Multicultural Users Still Driving The Smartphone Revolution

I learned an important lesson about digital media back in 2000 or so. Multicultural segments in the U.S. are almost always way ahead of the usage curve.

Back then I was covering a company called Community Connect that launched AsianAvenue, MiGente and Black Planet. They were protean social networks where members built profiles and engaged in phenomenal amounts of social interactions across the country and across national borders. Founder Ben Sun and then later executive Omar Wasaw used to make my hair blow back with tales of the number of page views they were accruing at these sites, and the levels of engagement and daily use. This was when Zuckerberg was still in high school.

That same scenario was played out in the early years of mobile, when Hispanic users especially were much more likely to be “mobile-only” Internet users. Likewise both Hispanic and African-American mobile users way, way over-indexed on almost all data channel use going back to the mid-2000s. Again, multicultural segments, and the companies smart enough to map services against audience needs, were anticipating and learning digital patterns years before they hit the general population.
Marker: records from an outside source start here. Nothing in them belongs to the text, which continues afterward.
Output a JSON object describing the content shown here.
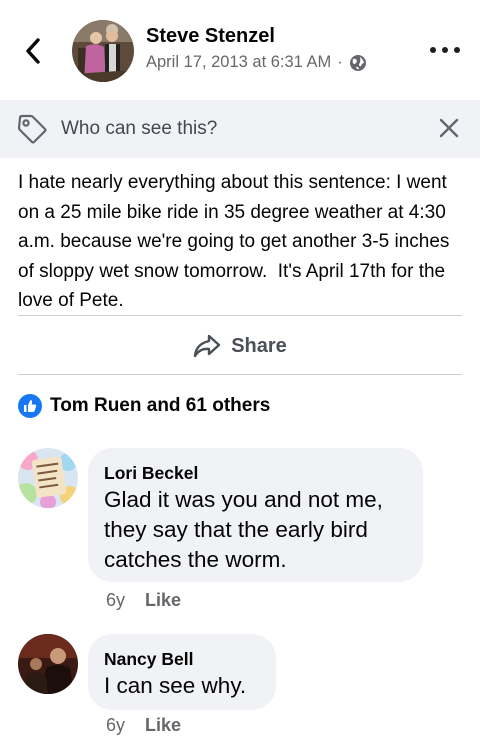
{
  "post": {
    "author": "Steve Stenzel",
    "timestamp": "April 17, 2013 at 6:31 AM",
    "separator": "·",
    "privacy_icon": "globe-icon",
    "text": "I hate nearly everything about this sentence: I went on a 25 mile bike ride in 35 degree weather at 4:30 a.m. because we're going to get another 3-5 inches of sloppy wet snow tomorrow.  It's April 17th for the love of Pete."
  },
  "audience": {
    "label": "Who can see this?"
  },
  "actions": {
    "share_label": "Share"
  },
  "reactions": {
    "summary": "Tom Ruen and 61 others"
  },
  "comments": [
    {
      "name": "Lori Beckel",
      "text": "Glad it was you and not me,\nthey say that the early bird\ncatches the worm.",
      "age": "6y",
      "like_label": "Like",
      "avatar_text": "May the ... of Easter be very ... upon you..."
    },
    {
      "name": "Nancy Bell",
      "text": "I can see why.",
      "age": "6y",
      "like_label": "Like"
    }
  ],
  "colors": {
    "accent": "#1877f2",
    "secondary_text": "#65676b",
    "bubble_bg": "#f0f2f5"
  }
}
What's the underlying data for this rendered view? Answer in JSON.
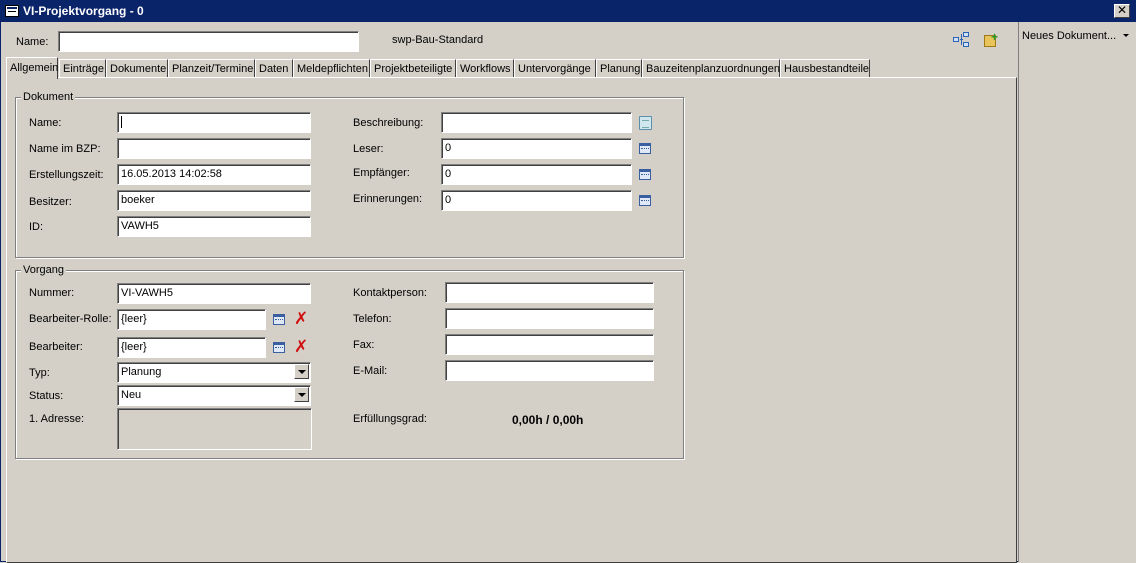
{
  "window": {
    "title": "VI-Projektvorgang - 0",
    "close_glyph": "✕"
  },
  "header": {
    "name_label": "Name:",
    "name_value": "",
    "template_text": "swp-Bau-Standard"
  },
  "toolbar": {
    "icons": [
      "structure-tree-icon",
      "folder-add-icon"
    ]
  },
  "side_panel": {
    "dropdown_label": "Neues Dokument..."
  },
  "tabs": [
    {
      "label": "Allgemein",
      "active": true
    },
    {
      "label": "Einträge"
    },
    {
      "label": "Dokumente"
    },
    {
      "label": "Planzeit/Termine"
    },
    {
      "label": "Daten"
    },
    {
      "label": "Meldepflichten"
    },
    {
      "label": "Projektbeteiligte"
    },
    {
      "label": "Workflows"
    },
    {
      "label": "Untervorgänge"
    },
    {
      "label": "Planung"
    },
    {
      "label": "Bauzeitenplanzuordnungen"
    },
    {
      "label": "Hausbestandteile"
    }
  ],
  "dokument": {
    "title": "Dokument",
    "name": {
      "label": "Name:",
      "value": ""
    },
    "name_bzp": {
      "label": "Name im BZP:",
      "value": ""
    },
    "erstellungszeit": {
      "label": "Erstellungszeit:",
      "value": "16.05.2013 14:02:58"
    },
    "besitzer": {
      "label": "Besitzer:",
      "value": "boeker"
    },
    "id": {
      "label": "ID:",
      "value": "VAWH5"
    },
    "beschreibung": {
      "label": "Beschreibung:",
      "value": ""
    },
    "leser": {
      "label": "Leser:",
      "value": "0"
    },
    "empfaenger": {
      "label": "Empfänger:",
      "value": "0"
    },
    "erinnerungen": {
      "label": "Erinnerungen:",
      "value": "0"
    }
  },
  "vorgang": {
    "title": "Vorgang",
    "nummer": {
      "label": "Nummer:",
      "value": "VI-VAWH5"
    },
    "bearbeiter_rolle": {
      "label": "Bearbeiter-Rolle:",
      "value": "{leer}"
    },
    "bearbeiter": {
      "label": "Bearbeiter:",
      "value": "{leer}"
    },
    "typ": {
      "label": "Typ:",
      "value": "Planung"
    },
    "status": {
      "label": "Status:",
      "value": "Neu"
    },
    "adresse": {
      "label": "1. Adresse:",
      "value": ""
    },
    "kontaktperson": {
      "label": "Kontaktperson:",
      "value": ""
    },
    "telefon": {
      "label": "Telefon:",
      "value": ""
    },
    "fax": {
      "label": "Fax:",
      "value": ""
    },
    "email": {
      "label": "E-Mail:",
      "value": ""
    },
    "erfuellungsgrad": {
      "label": "Erfüllungsgrad:",
      "value": "0,00h / 0,00h"
    }
  }
}
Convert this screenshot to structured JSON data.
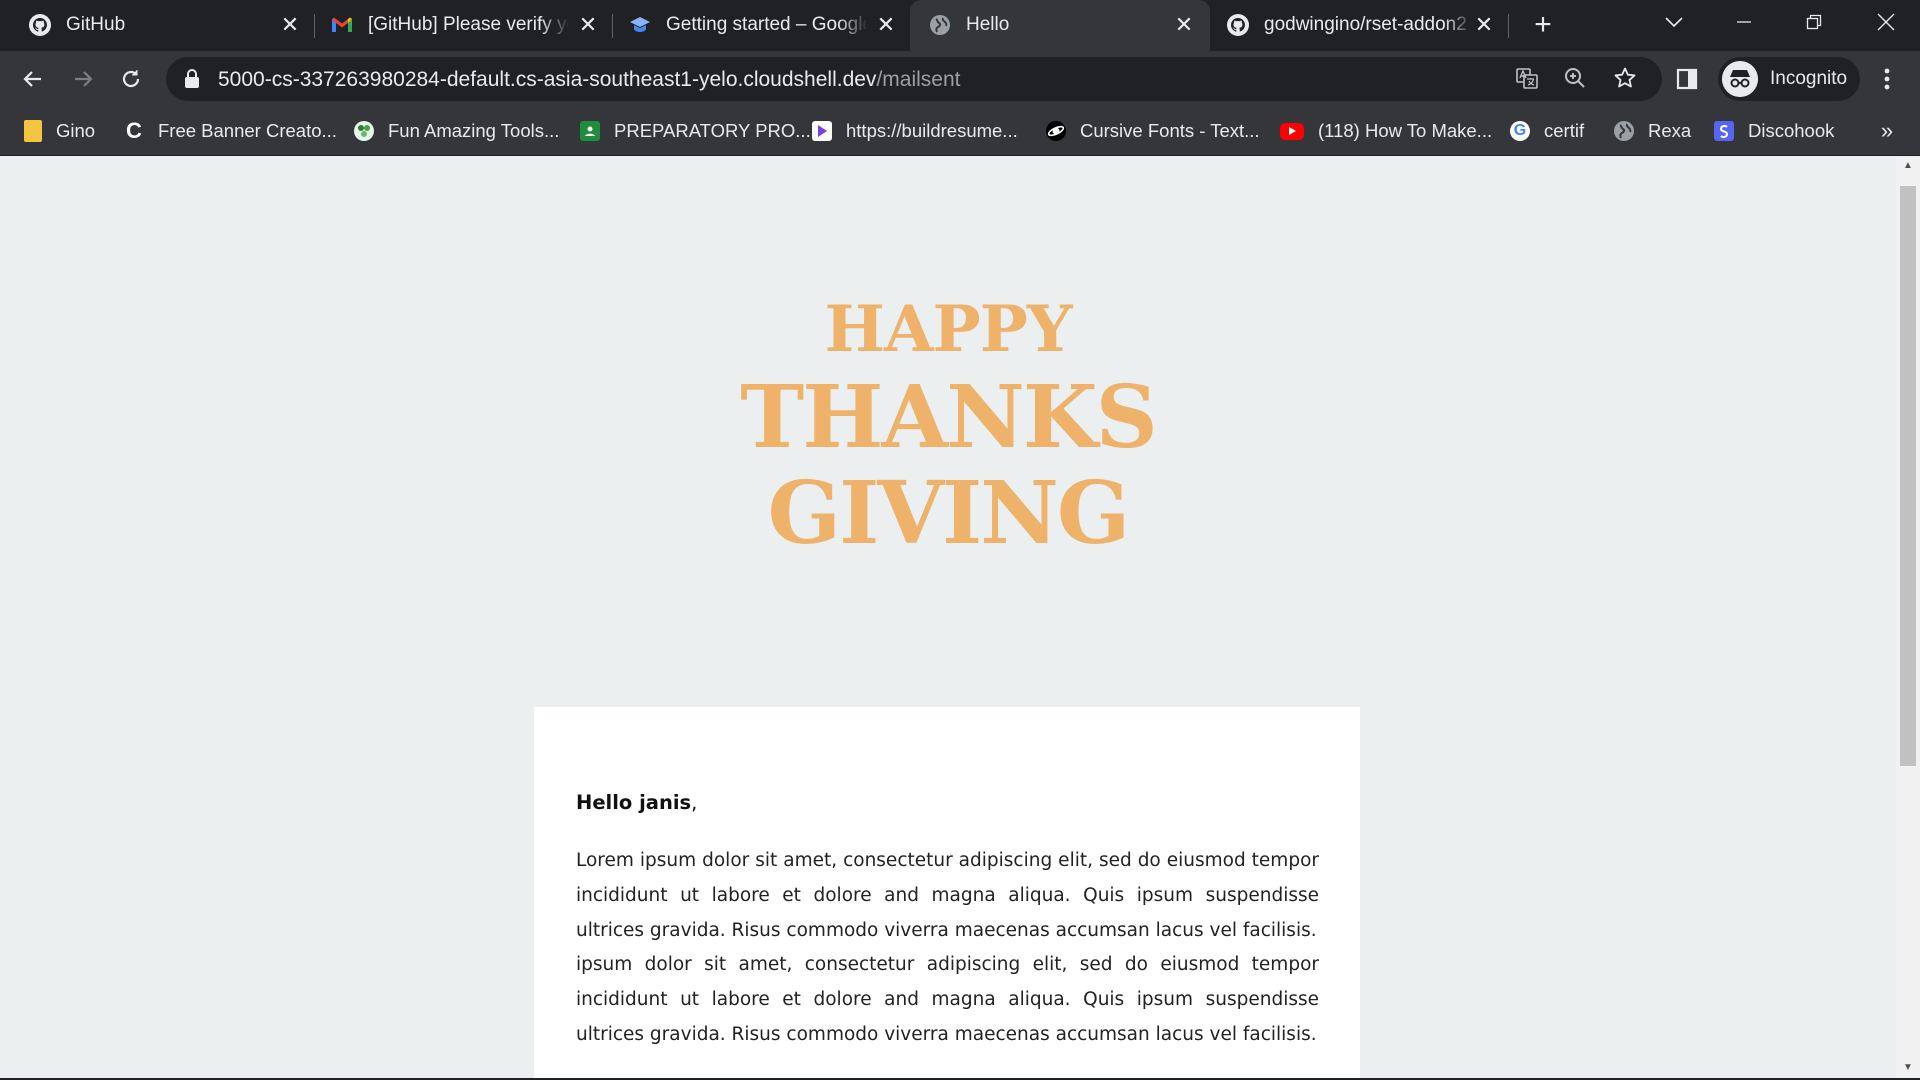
{
  "browser": {
    "tabs": [
      {
        "title": "GitHub",
        "icon": "github-icon",
        "active": false
      },
      {
        "title": "[GitHub] Please verify yo",
        "icon": "gmail-icon",
        "active": false
      },
      {
        "title": "Getting started – Google",
        "icon": "cloud-skills-icon",
        "active": false
      },
      {
        "title": "Hello",
        "icon": "globe-icon",
        "active": true
      },
      {
        "title": "godwingino/rset-addon2",
        "icon": "github-icon",
        "active": false
      }
    ],
    "new_tab_label": "+",
    "url_host": "5000-cs-337263980284-default.cs-asia-southeast1-yelo.cloudshell.dev",
    "url_path": "/mailsent",
    "profile_label": "Incognito",
    "bookmarks": [
      {
        "label": "Gino",
        "icon": "folder-icon",
        "color": "#f5c542"
      },
      {
        "label": "Free Banner Creato...",
        "icon": "c-logo-icon",
        "color": "#202124"
      },
      {
        "label": "Fun Amazing Tools...",
        "icon": "tools-icon",
        "color": "#2e7d32"
      },
      {
        "label": "PREPARATORY PRO...",
        "icon": "classroom-icon",
        "color": "#1e8e3e"
      },
      {
        "label": "https://buildresume...",
        "icon": "play-icon",
        "color": "#7b3fe4"
      },
      {
        "label": "Cursive Fonts - Text...",
        "icon": "planet-icon",
        "color": "#e8eaed"
      },
      {
        "label": "(118) How To Make...",
        "icon": "youtube-icon",
        "color": "#ff0000"
      },
      {
        "label": "certif",
        "icon": "google-icon",
        "color": "#e8eaed"
      },
      {
        "label": "Rexa",
        "icon": "globe-icon",
        "color": "#9aa0a6"
      },
      {
        "label": "Discohook",
        "icon": "discohook-icon",
        "color": "#5865f2"
      }
    ]
  },
  "page": {
    "hero": {
      "line1": "HAPPY",
      "line2": "THANKS",
      "line3": "GIVING"
    },
    "accent_color": "#eeb26b",
    "greeting_name": "Hello janis",
    "greeting_punct": ",",
    "paragraph1": "Lorem ipsum dolor sit amet, consectetur adipiscing elit, sed do eiusmod tempor incididunt ut labore et dolore and magna aliqua. Quis ipsum suspendisse ultrices gravida. Risus commodo viverra maecenas accumsan lacus vel facilisis.",
    "paragraph2": "ipsum dolor sit amet, consectetur adipiscing elit, sed do eiusmod tempor incididunt ut labore et dolore and magna aliqua. Quis ipsum suspendisse ultrices gravida. Risus commodo viverra maecenas accumsan lacus vel facilisis."
  }
}
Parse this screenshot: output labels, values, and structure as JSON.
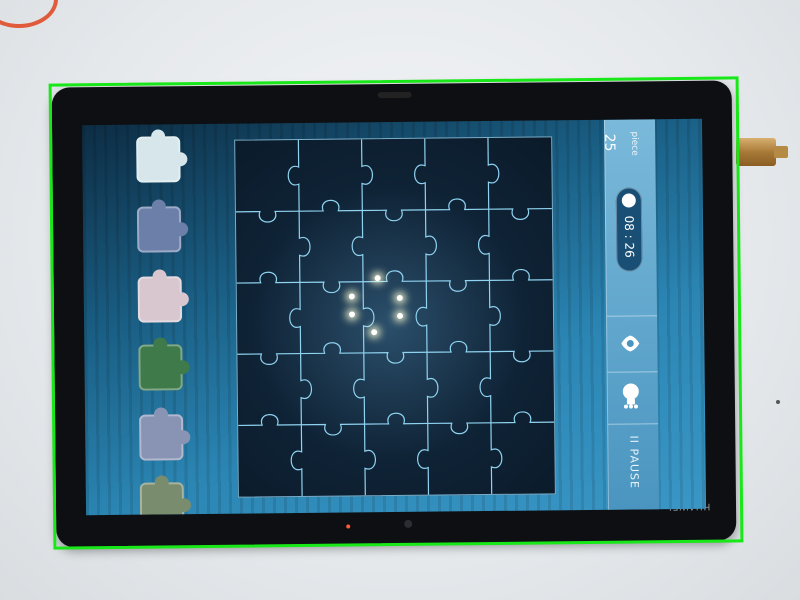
{
  "device": {
    "brand": "HUAWEI"
  },
  "game": {
    "piece_count": "25",
    "piece_label": "piece",
    "timer": "08 : 26",
    "pause_label": "II PAUSE",
    "grid": {
      "rows": 5,
      "cols": 5
    }
  },
  "tray": {
    "pieces": [
      {
        "name": "tray-piece-1",
        "color": "#d6e6ea"
      },
      {
        "name": "tray-piece-2",
        "color": "#6b7fa8"
      },
      {
        "name": "tray-piece-3",
        "color": "#d8c7cf"
      },
      {
        "name": "tray-piece-4",
        "color": "#3f7a4a"
      },
      {
        "name": "tray-piece-5",
        "color": "#8994b4"
      },
      {
        "name": "tray-piece-6",
        "color": "#7a8c6e"
      }
    ]
  },
  "colors": {
    "highlight": "#18e818",
    "screen_accent": "#2b86b4",
    "grid_line": "#8fd3f0"
  },
  "icons": {
    "eye": "eye-icon",
    "hint": "lightbulb-icon",
    "timer": "clock-icon"
  }
}
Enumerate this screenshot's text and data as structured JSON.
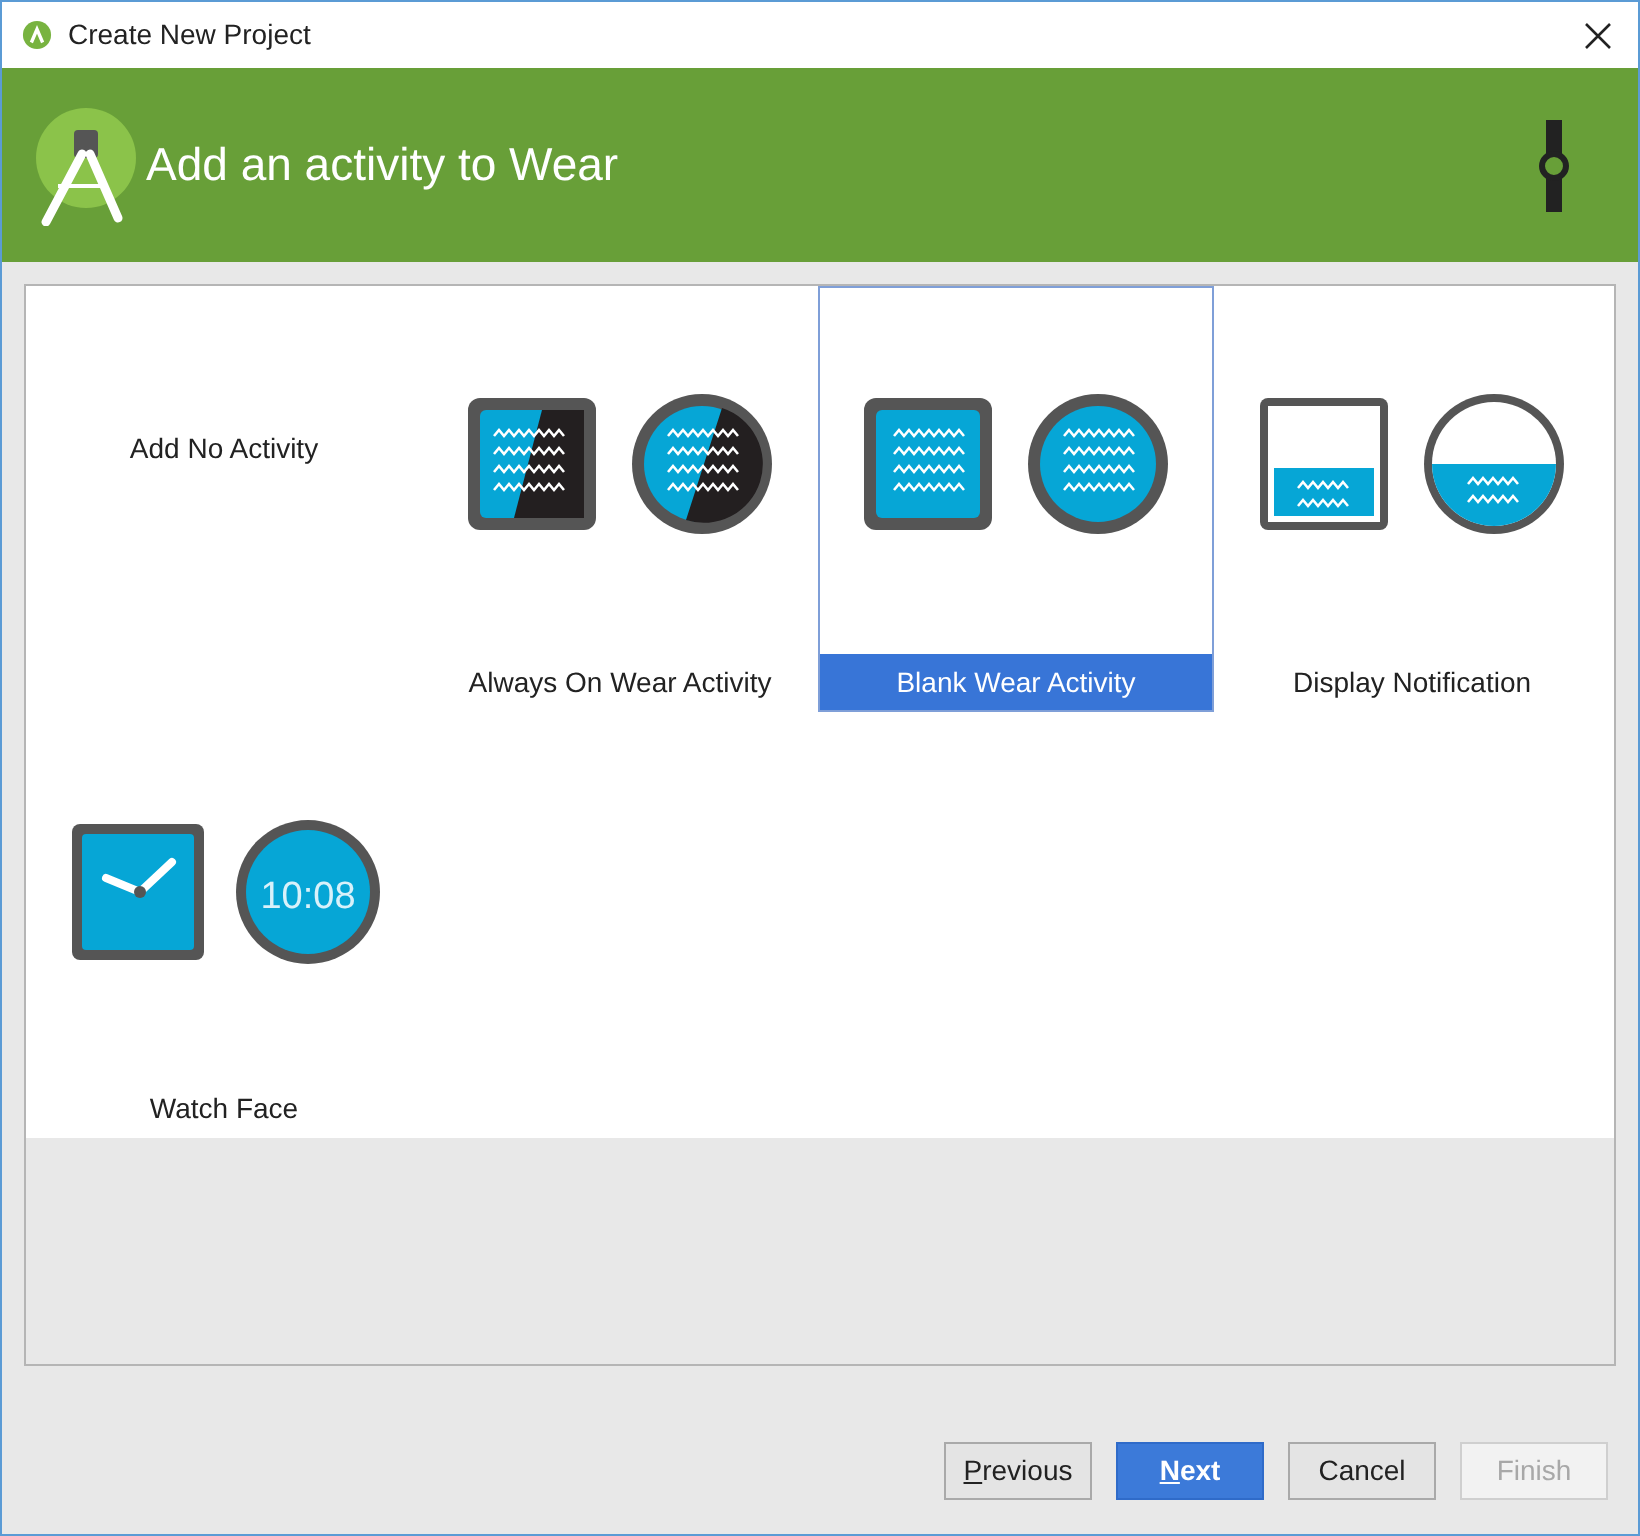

Well now the “general population” is multicultural, and marketers who overlook this demographic reality are not just missing an early peek at emerging digital behaviors. They are missing what marketing will look like in coming years.

To wit: Nielsen reports for Q4 2014 that multicultural users in the U.S. continue to lead the charge in smartphone penetration. General smartphone ownership reached 77% of mobile phone customers. But 86.6% of Asian-Americans, 83% of African-Americans and 82.4% of Hispanics owned smartphones. White Americans trailed at 74.2%.

Android remains the dominant operating system in the U.S., with 49.5% of smartphones running Google’s OS. Apple still owns handset share (43.6%). Android enjoys its highest penetration among Hispanic users (53.8%), but iOS ownership was up 6% in the quarter.

The increasing diversity of the U.S. population is not just a simple matter of switching demographic targets and superficial tweaks to messaging. There is a real cultural transition going on that goes to the heart of how marketers speak to consumers. The Millennial segment represents a key market where a lot of these transitions are taking place, demographically and culturally. This is the age group where the new face of America is taking shape, where 43% have multicultural roots.

At our recent Engage: Hispanics show in Miami (videos of all sessions available here), I found most fascinating a discussion on how to market to Hispanic Millennials.  As several of the panelists pointed out, these Millennials do not identify as “either/or” one heritage or another. One identity does not dominate at the expense of another. It is not a zero-sum game. Finding ways to speak authentically to this segment is an important challenge for speaking to the new “mainstream.”